Há
alguns dias meu filho foi assaltado, pela segunda vez, e na mesma rua, a
Quintino, entre José Malcher e João Balbi. Hoje mesmo uma vizinha foi
assaltada, quando entrava no prédio. Ela e o porteiro foram rendidos por um
assaltante armado. O sujeito tinha um cúmplice, também armado, que dirigia uma
moto.

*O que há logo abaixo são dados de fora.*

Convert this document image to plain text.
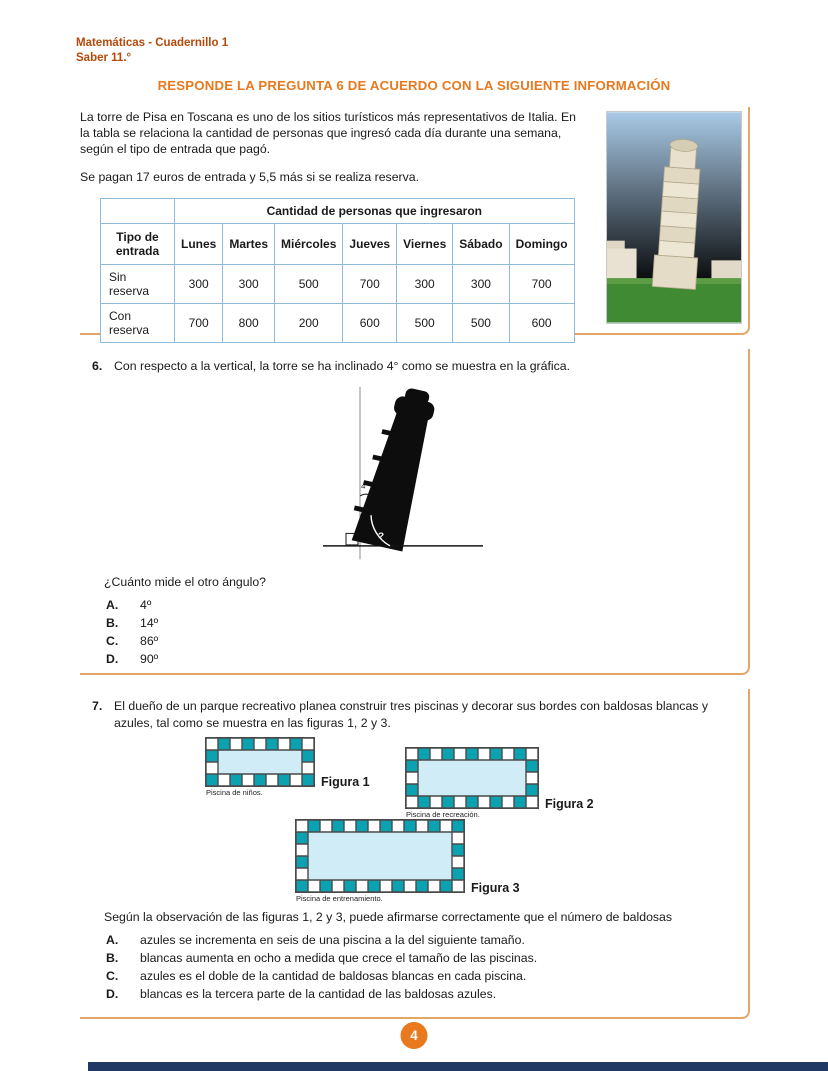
Matemáticas - Cuadernillo 1
Saber 11.°
RESPONDE LA PREGUNTA 6 DE ACUERDO CON LA SIGUIENTE INFORMACIÓN

La torre de Pisa en Toscana es uno de los sitios turísticos más representativos de Italia. En la tabla se relaciona la cantidad de personas que ingresó cada día durante una semana, según el tipo de entrada que pagó.

Se pagan 17 euros de entrada y 5,5 más si se realiza reserva.

	Cantidad de personas que ingresaron						
Tipo de entrada	Lunes	Martes	Miércoles	Jueves	Viernes	Sábado	Domingo
Sin reserva	300	300	500	700	300	300	700
Con reserva	700	800	200	600	500	500	600
6. Con respecto a la vertical, la torre se ha inclinado 4° como se muestra en la gráfica.
4°
?

¿Cuánto mide el otro ángulo?

A.	4º
B.	14º
C.	86º
D.	90º
7. El dueño de un parque recreativo planea construir tres piscinas y decorar sus bordes con baldosas blancas y azules, tal como se muestra en las figuras 1, 2 y 3.
Piscina de niños.
Figura 1
Piscina de recreación.
Figura 2
Piscina de entrenamiento.
Figura 3

Según la observación de las figuras 1, 2 y 3, puede afirmarse correctamente que el número de baldosas

A.	azules se incrementa en seis de una piscina a la del siguiente tamaño.
B.	blancas aumenta en ocho a medida que crece el tamaño de las piscinas.
C.	azules es el doble de la cantidad de baldosas blancas en cada piscina.
D.	blancas es la tercera parte de la cantidad de las baldosas azules.
4
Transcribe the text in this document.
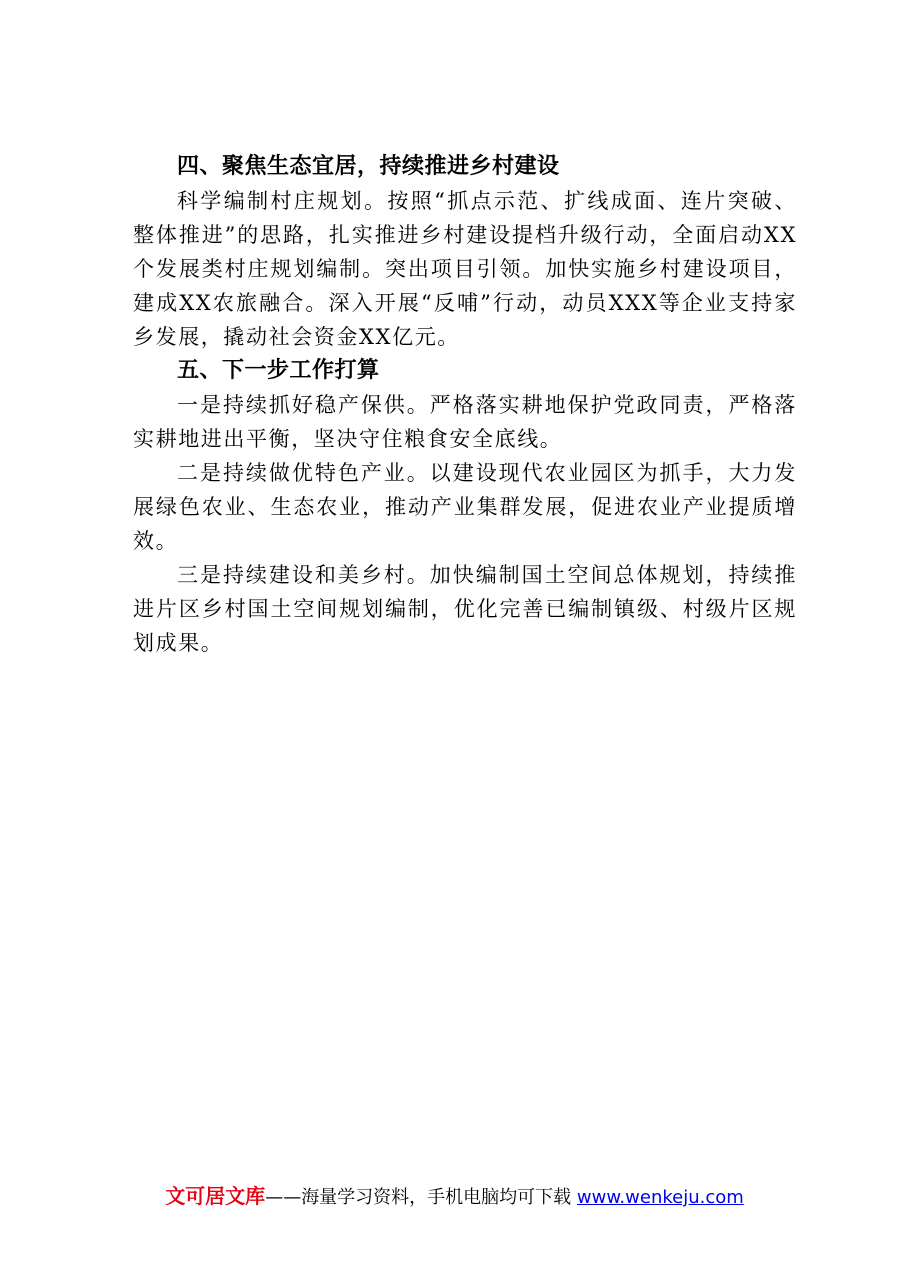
四、聚焦生态宜居，持续推进乡村建设

科学编制村庄规划。按照“抓点示范、扩线成面、连片突破、整体推进”的思路，扎实推进乡村建设提档升级行动，全面启动XX个发展类村庄规划编制。突出项目引领。加快实施乡村建设项目，建成XX农旅融合。深入开展“反哺”行动，动员XXX等企业支持家乡发展，撬动社会资金XX亿元。

五、下一步工作打算

一是持续抓好稳产保供。严格落实耕地保护党政同责，严格落实耕地进出平衡，坚决守住粮食安全底线。

二是持续做优特色产业。以建设现代农业园区为抓手，大力发展绿色农业、生态农业，推动产业集群发展，促进农业产业提质增效。

三是持续建设和美乡村。加快编制国土空间总体规划，持续推进片区乡村国土空间规划编制，优化完善已编制镇级、村级片区规划成果。

文可居文库——海量学习资料，手机电脑均可下载 www.wenkeju.com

Nenhum desses dois acontecimento, felizmente, produziu uma violência
maior que a já imensa violência de ser assaltado.
Mas
é preciso pensar na questão da segurança, porque, independentemente de
episódios pessoais, é evidente que Belém, que o Pará, estão vivendo num tempo
de completo descontrole, de radical descaso e absurda incompetência com a
questão da segurança pública – afora, é claro, as outras inúmeras questões de
descontrole, descaso e incompetência que nos rodeiam: na gestão pública, na
educação, na economia, nos transportes públicos, na cultura...
Agora,
se me permitem refletir um pouco sobre essa questão, quero observar algo a
respeito do assalto do meu filho. Logo após o acontecido, por trás da tensão
que, naturalmente, resulta de um acontecimento desses, ele ainda conseguiu me
descrever o assalto com algum bom humor:
“Ele
nem quis meu celular, pensou que eu tinha outro. Acho que não gostou do
celular. Perguntou quanto eu tinha de dinheiro e eu só tinha doze reais. Ele
nem quis. Eu que insisti para ele levar. Fiquei até com pena”.
Não
é para rir... mas pode fazer pensar. Olhei para o Pedro em silêncio, esperando
que a história continuasse. Esse “Fiquei até com pena” deixava o raciocínio em
suspenso. Pausa de um, dois, três segundos. E então ele continuou. E a frase
seguinte acabou comigo:
“O
cara devia ter a minha idade”.
Uma
situação que deve, também, ter acabado
com o Pedro.
Essa
reflexividade evidencia algo que é tão chocante quanto a violência de um
assalto: a violência de uma sociedade que não dá as mesmas condições de vida,
de alimentação, de estudo, de segurança, para dois garotos de 17 anos.
E o
“cara” do primeiro assalto devia regular pela mesma idade.
E o
primeiro usou uma arma. O segundo ...ainda... não.
Amanhã,
talvez, já tenha. Hoje, talvez, já a tenha.
Sei
que a maioria das vozes que falam dos assaltos, estarrecidas diante da
violência, se atêm à dimensão do risco pessoal, individual, sofrido. É normal
que isso ocorra, mas também podemos fazer um esforço para pensar no risco
coletivo, na situação de risco social, que é a razão de ser dos riscos pessoais
que nos comovem.
O
risco pessoal, é o risco do meu filho, meu, de todos nós. O risco social é o
risco do garoto igual a meu filho, mas distante dele por uma situação de
verdadeiro colapso de políticas sociais.
Precisamos
de política social, no Pará.
Sim,
precisamos de segurança, mas precisamos, desesperadamente, de políticas
públicas sociais. Políticas inclusão, de trabalho, de educação, de moradia...
Bom,
nessas circunstâncias é preciso falar, diretamente, ao Governador Jatene.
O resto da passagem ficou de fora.